Catherine Cusset, the prolific French novelist, whose every next novel I purchase when it has barely arrived at my bookstore and avidly start reading on my return home, delivered one of her greatest, most compelling, most captivating novels yet. La Définition du Bonheur was published in August of this year. Narrator time and plot time take the reader into the beginning of 2021. It’s a rare example of author, narrator and plot time merging. The novel juxtaposes the lives of two women, both French, the one, Ève, living and working, and being successful, in New York, the other, Clarisse, leading a hardscrabble life in Paris. Both have children. The relation between the two women is revealed late in the story, when the rapids of the novel’s counterpointing flows increase in frequency to turn into the churning whitewater of the gruesome finale. Few novelists have Cusset’s gift of crafting the most powerful literary fiction from plain, efficient, unembellished language.

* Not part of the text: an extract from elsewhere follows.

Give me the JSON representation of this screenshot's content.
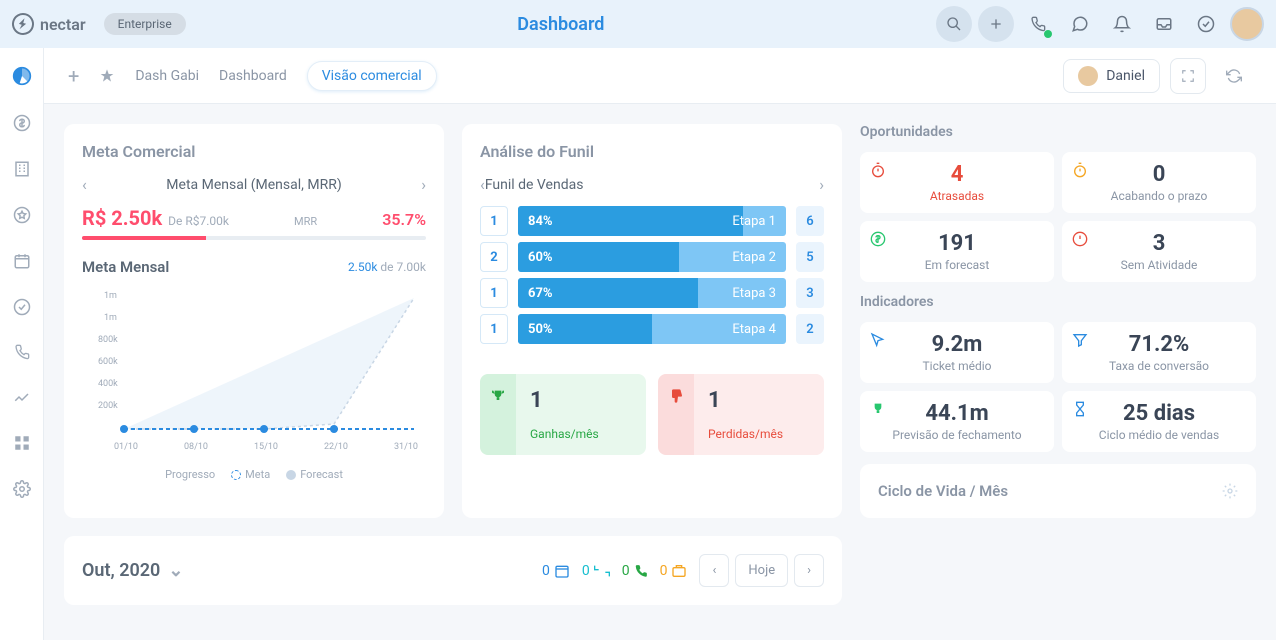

One of the cats is on my bed. He is always at my side when I’m in bed. The other cat spends her nights somewhere else in the house – I don’t know where. She’s always on my lap when I’m on the couch reading a paper or a book, or working on my laptop, or watching Netflix or Amazon Prime. The natives of this country have a reputation for boorishness and crass stupidity. They are generally less than hygienic, and money is the only thing that gets them out of bed and into the streets. Throughout the covid-19 crisis, at every next spike, this country continues to be among the worst hit. I am never infected with anything, ever, not even with the common cold. I’m imperishable and everlasting. Yet, I had my jabs. Of course. The COP26 event in Glasgow has been a disaster. Every such event has been and always will be. Just look at yourselves. Think of yourselves.
When I think of the cats, when I consider the one that’s on my bed now, it occurs to me what a terrible hazard humans are, myself included, how horrible it must be to be depending on them for food, shelter, life.
Cusset’s unsettling definition of happiness – whose happiness anyway? Ève’s? Clarisse’s? each her own? which happiness in the first place? – is so powerful, it cannot but bring on these musings.